Physics-Grounded Motion Forecasting via Equation Discovery for Trajectory-Guided Image-to-Video Generation
This addresses the limitation of current video generation models in replicating real-world dynamics, offering a physics-grounded approach for applications requiring accurate motion forecasting.
The paper tackles the problem of generating videos with physically accurate object motion by integrating symbolic regression and trajectory-guided models, successfully recovering ground-truth equations and improving physical alignment in scenarios like spring-mass systems and pendulums.

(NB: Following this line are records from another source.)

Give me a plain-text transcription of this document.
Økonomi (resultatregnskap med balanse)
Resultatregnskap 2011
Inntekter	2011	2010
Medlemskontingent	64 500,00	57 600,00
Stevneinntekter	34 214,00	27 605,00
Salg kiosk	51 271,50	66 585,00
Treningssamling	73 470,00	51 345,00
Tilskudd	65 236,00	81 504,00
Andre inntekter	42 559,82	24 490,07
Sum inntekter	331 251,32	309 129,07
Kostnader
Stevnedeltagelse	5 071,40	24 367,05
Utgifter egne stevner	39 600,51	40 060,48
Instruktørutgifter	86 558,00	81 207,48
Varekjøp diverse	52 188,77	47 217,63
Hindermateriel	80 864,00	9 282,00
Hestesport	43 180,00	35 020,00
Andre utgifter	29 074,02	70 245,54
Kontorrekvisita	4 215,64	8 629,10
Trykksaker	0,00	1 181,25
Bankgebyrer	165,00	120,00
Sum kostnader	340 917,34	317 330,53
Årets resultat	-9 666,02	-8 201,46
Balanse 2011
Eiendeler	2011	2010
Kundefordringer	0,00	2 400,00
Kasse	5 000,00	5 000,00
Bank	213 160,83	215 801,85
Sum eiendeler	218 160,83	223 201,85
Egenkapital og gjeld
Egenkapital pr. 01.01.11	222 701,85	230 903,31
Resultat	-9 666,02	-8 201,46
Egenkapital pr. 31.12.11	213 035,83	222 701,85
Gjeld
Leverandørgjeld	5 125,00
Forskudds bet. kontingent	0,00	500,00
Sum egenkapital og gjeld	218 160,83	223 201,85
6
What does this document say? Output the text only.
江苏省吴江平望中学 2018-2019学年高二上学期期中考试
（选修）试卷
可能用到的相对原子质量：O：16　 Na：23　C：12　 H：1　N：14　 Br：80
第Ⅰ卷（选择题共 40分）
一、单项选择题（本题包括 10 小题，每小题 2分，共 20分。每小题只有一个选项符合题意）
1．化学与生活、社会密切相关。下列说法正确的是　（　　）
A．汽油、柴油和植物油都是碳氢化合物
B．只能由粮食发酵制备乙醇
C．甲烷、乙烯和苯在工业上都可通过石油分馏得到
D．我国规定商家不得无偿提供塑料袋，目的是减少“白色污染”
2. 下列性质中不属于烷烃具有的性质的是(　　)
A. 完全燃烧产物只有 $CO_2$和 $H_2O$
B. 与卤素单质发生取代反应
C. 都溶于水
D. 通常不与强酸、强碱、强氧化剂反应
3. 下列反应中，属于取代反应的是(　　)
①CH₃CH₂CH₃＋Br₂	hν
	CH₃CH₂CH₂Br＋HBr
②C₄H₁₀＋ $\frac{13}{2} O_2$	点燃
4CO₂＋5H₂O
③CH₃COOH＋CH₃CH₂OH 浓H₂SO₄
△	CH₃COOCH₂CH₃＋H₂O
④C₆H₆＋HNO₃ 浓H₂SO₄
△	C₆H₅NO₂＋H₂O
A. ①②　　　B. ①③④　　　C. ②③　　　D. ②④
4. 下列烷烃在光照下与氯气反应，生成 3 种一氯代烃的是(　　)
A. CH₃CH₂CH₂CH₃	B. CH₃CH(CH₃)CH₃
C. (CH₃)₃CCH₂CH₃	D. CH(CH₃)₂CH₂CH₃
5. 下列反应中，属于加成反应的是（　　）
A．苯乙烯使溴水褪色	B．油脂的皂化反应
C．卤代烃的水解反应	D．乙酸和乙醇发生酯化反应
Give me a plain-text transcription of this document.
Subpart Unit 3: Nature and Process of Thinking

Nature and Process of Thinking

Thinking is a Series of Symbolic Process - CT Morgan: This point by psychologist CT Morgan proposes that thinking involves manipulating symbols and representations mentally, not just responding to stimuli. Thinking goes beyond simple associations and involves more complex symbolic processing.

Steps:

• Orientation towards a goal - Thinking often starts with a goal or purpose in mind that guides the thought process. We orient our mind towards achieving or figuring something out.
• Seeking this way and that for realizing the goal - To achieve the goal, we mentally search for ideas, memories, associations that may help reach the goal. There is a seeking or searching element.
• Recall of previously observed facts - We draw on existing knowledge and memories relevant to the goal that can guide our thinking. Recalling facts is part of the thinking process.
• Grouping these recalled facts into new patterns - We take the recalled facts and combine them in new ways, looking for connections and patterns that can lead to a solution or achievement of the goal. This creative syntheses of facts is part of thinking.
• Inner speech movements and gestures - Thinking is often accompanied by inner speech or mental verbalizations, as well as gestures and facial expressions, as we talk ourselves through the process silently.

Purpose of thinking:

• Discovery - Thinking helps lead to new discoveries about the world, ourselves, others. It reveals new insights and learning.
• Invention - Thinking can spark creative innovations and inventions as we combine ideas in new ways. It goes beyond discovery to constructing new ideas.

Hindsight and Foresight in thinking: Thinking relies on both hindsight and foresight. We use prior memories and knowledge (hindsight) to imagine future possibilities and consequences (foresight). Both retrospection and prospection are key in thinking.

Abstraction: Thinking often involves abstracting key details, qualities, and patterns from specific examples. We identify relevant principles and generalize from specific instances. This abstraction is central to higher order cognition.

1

Recent advances in diffusion-based and autoregressive video generation models have achieved remarkable visual realism. However, these models typically lack accurate physical alignment, failing to replicate real-world dynamics in object motion. This limitation arises primarily from their reliance on learned statistical correlations rather than capturing mechanisms adhering to physical laws. To address this issue, we introduce a novel framework that integrates symbolic regression (SR) and trajectory-guided image-to-video (I2V) models for physics-grounded video forecasting. Our approach extracts motion trajectories from input videos, uses a retrieval-based pre-training mechanism to enhance symbolic regression, and discovers equations of motion to forecast physically accurate future trajectories. These trajectories then guide video generation without requiring fine-tuning of existing models. Evaluated on scenarios in Classical Mechanics, including spring-mass, pendulums, and projectile motions, our method successfully recovers ground-truth analytical equations and improves the physical alignment of generated videos over baseline methods.